Things come in THREEs ...
1. Roof leaked during the heavy rains. Looks like a vent that needs to be sealed. More heavy rains today and tomorrow. Eeek.
2. Kids can't change date in Asheville, so I'm not able to go with a friend to a weekend event this fall. No good deed ... not really, but feels a little like it.
3. PVCs back in force yesterday. I had a little bit of caffeine again and a harder workout. Now to figure out if one or the other is a problem. Either way, if it happens again, looks like I'm in for a cardiac workup. I'm okay so far today.
I'm not having the best moment this morning ... also in THREEs.
1. I'm worried about the PVCs -- mainly why. Possible beta blocker or ablation in my future (after lots of doctors and medical bills).
2. I also don't feel well. Not really sick, but not well. Chest cold coming on?
3. My left foot keeps tingling.
So now I'm worried this is all related. I'm somehow dying or on the cusp of a bad diagnosis. A little dramatic?!? Boy, I hope so.
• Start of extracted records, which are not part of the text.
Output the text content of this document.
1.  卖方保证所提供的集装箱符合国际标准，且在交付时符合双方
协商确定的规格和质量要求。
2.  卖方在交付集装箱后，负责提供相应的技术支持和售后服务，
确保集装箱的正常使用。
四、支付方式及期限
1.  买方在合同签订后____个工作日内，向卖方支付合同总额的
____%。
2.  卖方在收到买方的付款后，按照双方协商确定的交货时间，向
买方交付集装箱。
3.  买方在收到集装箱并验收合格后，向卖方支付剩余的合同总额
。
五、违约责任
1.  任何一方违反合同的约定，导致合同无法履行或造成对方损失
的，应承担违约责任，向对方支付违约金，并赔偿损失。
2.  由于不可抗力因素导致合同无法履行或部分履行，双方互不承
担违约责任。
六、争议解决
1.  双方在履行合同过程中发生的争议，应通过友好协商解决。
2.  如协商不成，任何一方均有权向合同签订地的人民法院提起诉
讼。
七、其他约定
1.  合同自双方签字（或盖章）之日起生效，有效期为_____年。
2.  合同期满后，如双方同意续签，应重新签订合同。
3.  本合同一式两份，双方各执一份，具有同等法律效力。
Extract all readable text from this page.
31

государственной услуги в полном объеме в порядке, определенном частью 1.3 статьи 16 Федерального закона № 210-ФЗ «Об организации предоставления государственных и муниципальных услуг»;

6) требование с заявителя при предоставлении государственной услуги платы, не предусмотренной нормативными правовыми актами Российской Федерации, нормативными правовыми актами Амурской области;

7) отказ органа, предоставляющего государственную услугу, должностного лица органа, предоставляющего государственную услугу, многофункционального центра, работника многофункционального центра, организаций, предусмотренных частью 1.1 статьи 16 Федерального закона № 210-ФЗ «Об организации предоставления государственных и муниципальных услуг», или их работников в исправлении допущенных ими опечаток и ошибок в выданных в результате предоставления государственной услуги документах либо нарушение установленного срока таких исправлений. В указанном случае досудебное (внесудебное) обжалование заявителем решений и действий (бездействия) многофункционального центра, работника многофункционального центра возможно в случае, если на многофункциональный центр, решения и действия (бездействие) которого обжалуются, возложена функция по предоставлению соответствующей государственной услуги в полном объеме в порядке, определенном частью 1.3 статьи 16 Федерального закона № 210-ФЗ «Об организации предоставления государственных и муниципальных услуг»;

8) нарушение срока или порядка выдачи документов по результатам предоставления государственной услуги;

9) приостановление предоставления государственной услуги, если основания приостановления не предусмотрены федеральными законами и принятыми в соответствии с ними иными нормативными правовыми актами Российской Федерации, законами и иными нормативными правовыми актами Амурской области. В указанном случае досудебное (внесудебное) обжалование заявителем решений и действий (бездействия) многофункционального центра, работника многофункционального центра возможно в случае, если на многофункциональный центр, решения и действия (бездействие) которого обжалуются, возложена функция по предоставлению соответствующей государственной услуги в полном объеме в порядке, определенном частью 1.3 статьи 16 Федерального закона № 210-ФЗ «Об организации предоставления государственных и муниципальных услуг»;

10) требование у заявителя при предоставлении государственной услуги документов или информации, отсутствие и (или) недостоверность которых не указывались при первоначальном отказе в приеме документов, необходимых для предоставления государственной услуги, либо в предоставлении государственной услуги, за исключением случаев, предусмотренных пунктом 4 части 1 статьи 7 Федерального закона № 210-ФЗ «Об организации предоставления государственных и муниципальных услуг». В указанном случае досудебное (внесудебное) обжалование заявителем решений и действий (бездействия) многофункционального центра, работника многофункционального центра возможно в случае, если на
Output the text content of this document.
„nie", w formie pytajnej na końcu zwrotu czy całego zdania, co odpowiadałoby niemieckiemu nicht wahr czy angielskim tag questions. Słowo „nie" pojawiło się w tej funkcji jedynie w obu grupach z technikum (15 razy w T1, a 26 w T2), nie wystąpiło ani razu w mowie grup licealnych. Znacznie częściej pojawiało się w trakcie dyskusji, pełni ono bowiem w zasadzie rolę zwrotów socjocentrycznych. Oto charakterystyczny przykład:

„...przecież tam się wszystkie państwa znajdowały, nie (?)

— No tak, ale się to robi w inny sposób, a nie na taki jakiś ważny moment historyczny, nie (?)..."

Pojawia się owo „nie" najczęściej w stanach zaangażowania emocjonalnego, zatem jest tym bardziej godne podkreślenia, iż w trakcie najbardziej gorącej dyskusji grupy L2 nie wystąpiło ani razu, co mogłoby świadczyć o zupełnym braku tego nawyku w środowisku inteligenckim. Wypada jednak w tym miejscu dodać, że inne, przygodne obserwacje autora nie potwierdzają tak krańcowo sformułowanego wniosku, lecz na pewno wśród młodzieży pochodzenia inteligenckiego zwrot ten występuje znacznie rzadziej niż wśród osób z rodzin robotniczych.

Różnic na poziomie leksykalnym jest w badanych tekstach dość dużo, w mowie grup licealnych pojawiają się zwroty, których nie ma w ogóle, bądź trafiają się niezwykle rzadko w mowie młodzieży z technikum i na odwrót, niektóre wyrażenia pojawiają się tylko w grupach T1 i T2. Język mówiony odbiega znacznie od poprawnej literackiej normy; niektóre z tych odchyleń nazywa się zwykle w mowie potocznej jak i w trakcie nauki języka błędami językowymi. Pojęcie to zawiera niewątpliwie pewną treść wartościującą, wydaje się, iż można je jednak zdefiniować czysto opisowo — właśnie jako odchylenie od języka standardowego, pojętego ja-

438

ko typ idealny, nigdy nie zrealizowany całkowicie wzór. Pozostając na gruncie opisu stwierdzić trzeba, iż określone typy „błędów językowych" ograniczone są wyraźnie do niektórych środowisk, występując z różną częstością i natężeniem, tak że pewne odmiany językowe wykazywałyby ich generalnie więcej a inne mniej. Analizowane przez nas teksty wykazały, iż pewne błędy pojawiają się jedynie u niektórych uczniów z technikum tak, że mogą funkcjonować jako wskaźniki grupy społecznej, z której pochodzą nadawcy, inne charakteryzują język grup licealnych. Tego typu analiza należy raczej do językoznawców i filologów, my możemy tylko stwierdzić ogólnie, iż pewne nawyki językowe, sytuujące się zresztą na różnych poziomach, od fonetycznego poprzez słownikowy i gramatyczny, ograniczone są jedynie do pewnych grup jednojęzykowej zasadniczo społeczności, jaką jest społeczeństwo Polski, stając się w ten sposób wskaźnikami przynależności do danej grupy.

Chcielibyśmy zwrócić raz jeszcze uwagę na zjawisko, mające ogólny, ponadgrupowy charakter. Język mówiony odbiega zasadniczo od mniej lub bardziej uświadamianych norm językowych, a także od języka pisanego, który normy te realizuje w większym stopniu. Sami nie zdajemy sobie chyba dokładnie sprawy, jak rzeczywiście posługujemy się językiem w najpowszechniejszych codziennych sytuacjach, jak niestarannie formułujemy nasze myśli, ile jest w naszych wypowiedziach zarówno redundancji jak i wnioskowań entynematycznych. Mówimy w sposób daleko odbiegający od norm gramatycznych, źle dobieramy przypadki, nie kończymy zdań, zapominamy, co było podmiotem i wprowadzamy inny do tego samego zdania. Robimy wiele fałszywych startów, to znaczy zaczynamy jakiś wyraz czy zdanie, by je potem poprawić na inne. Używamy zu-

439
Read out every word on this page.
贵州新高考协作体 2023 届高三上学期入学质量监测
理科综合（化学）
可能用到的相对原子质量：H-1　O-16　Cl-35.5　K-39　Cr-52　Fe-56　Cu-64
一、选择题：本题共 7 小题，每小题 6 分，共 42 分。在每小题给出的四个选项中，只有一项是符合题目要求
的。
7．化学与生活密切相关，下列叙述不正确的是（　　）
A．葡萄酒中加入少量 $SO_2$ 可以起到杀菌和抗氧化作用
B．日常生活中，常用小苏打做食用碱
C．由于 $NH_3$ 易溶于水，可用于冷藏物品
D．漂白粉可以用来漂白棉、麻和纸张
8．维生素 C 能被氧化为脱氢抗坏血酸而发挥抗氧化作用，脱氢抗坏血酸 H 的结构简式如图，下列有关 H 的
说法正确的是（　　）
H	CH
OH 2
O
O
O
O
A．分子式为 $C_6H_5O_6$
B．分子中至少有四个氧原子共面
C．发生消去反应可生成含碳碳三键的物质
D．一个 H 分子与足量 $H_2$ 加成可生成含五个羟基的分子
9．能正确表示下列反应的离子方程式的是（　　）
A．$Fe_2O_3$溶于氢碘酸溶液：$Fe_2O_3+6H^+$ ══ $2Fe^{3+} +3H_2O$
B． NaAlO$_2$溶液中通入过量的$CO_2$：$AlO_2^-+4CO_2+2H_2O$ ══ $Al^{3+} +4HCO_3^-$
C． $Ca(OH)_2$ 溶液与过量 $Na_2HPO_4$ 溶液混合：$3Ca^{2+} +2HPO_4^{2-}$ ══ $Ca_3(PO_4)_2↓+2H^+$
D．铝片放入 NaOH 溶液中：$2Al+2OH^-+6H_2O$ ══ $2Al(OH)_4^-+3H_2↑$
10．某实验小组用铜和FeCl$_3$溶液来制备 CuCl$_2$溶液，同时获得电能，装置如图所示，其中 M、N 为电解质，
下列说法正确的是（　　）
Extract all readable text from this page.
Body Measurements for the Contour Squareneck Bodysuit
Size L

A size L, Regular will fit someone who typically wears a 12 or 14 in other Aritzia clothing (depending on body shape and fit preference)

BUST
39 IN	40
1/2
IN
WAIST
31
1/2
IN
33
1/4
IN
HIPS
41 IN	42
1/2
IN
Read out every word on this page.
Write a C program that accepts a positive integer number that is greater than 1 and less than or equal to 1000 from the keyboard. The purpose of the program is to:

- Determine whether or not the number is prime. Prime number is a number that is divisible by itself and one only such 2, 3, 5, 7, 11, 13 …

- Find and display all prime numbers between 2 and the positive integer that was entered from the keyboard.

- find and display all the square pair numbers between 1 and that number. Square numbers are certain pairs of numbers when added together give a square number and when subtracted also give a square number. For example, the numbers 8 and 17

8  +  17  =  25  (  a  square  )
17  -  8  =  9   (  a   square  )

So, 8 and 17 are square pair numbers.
I'm a few weeks out from the menopause and birthday celebrations. I want to feel good and strong and happy. Not looking like any of that from this vantage point. How did things seem to change so rapidly from a week ago?!?
My Oura ring stats are fine. Temp, heart rate, recovery, O2 saturation. Not that that tells a full (or completely accurate) story, but it's not sending up any alarms.
It could be my body is stressed from the trip and sleep issues, and a little sick, etc. and is having a strong reaction.
I see the chiropractor/acupuncture today. Maybe that'll be a start to healing. I'm on strict dietary protocol too. Nothing that traditionally stresses my heart rate. Caffeine, sugar, white carbs.
Anyway ... in other news ...
I got the tomatoes tamed a bit and cleaned up the garden. I need to see how everything weathered the storms. A number of big trees down on the road behind us (a bit scary when they went down) and huge run-off on the trail. They were powerful storms.
Babysitting our grandson again today. Kids are all snotty too, so not really worried about spreading anything around.
I have nothing in the mornings until Friday. This should be ultimate morning joy. I hope I can rally to appreciate such an unusual week. Not this morning though -- I'm in full blown pity party and worried mode.
Well, that's enough cheer for this Memorial Day hah.
Have a good Monday that feels like a Sunday. Later gators.